At a certain age, a child discovers that monsters in the closet, Santa Claus, and the Tooth Fairy are only imaginary beings. Though these may be socially popular and commercially represented, eventually children will intuitively sense that adults do not take these things seriously and their existence will be questioned. We all have memories of when we discovered these lies and we know that children reflect on what they know of the world and consider whether these beings are real or merely socially accepted lies that serve some other purpose.

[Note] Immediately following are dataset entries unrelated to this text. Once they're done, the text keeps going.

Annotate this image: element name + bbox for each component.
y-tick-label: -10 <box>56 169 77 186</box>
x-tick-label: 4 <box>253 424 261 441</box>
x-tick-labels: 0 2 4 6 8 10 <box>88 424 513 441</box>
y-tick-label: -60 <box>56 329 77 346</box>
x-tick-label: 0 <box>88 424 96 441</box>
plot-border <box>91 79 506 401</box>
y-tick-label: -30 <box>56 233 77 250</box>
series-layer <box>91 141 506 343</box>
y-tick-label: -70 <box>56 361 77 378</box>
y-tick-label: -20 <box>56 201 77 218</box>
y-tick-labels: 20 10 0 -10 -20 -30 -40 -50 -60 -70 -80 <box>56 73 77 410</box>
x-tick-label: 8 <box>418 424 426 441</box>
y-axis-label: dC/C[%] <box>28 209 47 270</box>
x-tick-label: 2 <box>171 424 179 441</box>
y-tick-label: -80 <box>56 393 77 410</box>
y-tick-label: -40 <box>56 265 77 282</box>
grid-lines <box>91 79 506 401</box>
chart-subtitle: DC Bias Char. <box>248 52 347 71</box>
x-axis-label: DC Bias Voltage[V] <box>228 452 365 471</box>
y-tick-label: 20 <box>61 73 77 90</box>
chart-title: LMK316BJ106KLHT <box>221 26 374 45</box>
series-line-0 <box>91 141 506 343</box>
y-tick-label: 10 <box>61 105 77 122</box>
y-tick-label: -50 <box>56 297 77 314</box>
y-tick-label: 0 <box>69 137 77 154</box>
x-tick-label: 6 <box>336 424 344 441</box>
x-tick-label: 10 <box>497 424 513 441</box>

Children are much smarter than they are given credit for. A child eventually recognizes that he has never actually seen a monster in his closet, not been harmed by or even spoken to one, and though all of these are theoretically possible, it is more likely that the idea of monsters is a popular fabrication. Likewise, the story of Santa Claus seems not only improbable, but also nonsensical. The idea of elves toiling in a far away workshop that has never been witnessed and can never be visited seems suspect. Similarly, a sleigh supposedly led through the air by flying reindeer and an omniscient but benevolent jolly man in a red suit appears absurd on its face and lacks any credible counterpart in reality. Yet, every year there are millions of children who have been raised to believe the lies and eagerly seek their affirmation, a role which adults are all too happy to play out with costumes, rituals, events, and tall tales so they can keep the illusion alive.

Monsters and Santa Claus are hardly the worst lies that parents teach their children, but they are an example of how a child's trust and innocence are manipulated without consideration for the effects. If the preservation of a child's autonomy is not achieved by breaking the pattern of imprinted dogma, the cycle of abuse will continue unabated. It is essential that parents become aware of the cycle and pledge to not force their children into the role of ego clones.

Nature prospers when it is allowed a fresh start. Consequently it rewards those who are not crippled by fraudulent misconceptions while penalizing the deluded who are forced to suffer for the errors they have chosen or inherited. Humans are the remarkable in that they are the only animals that invent illusions to distance themselves from nature and then take these illusions as truth despite the consequences. Parents owe it to their children and their belief in the potential of the future to not spread more lies disguised as the generous gifts of adult wisdom.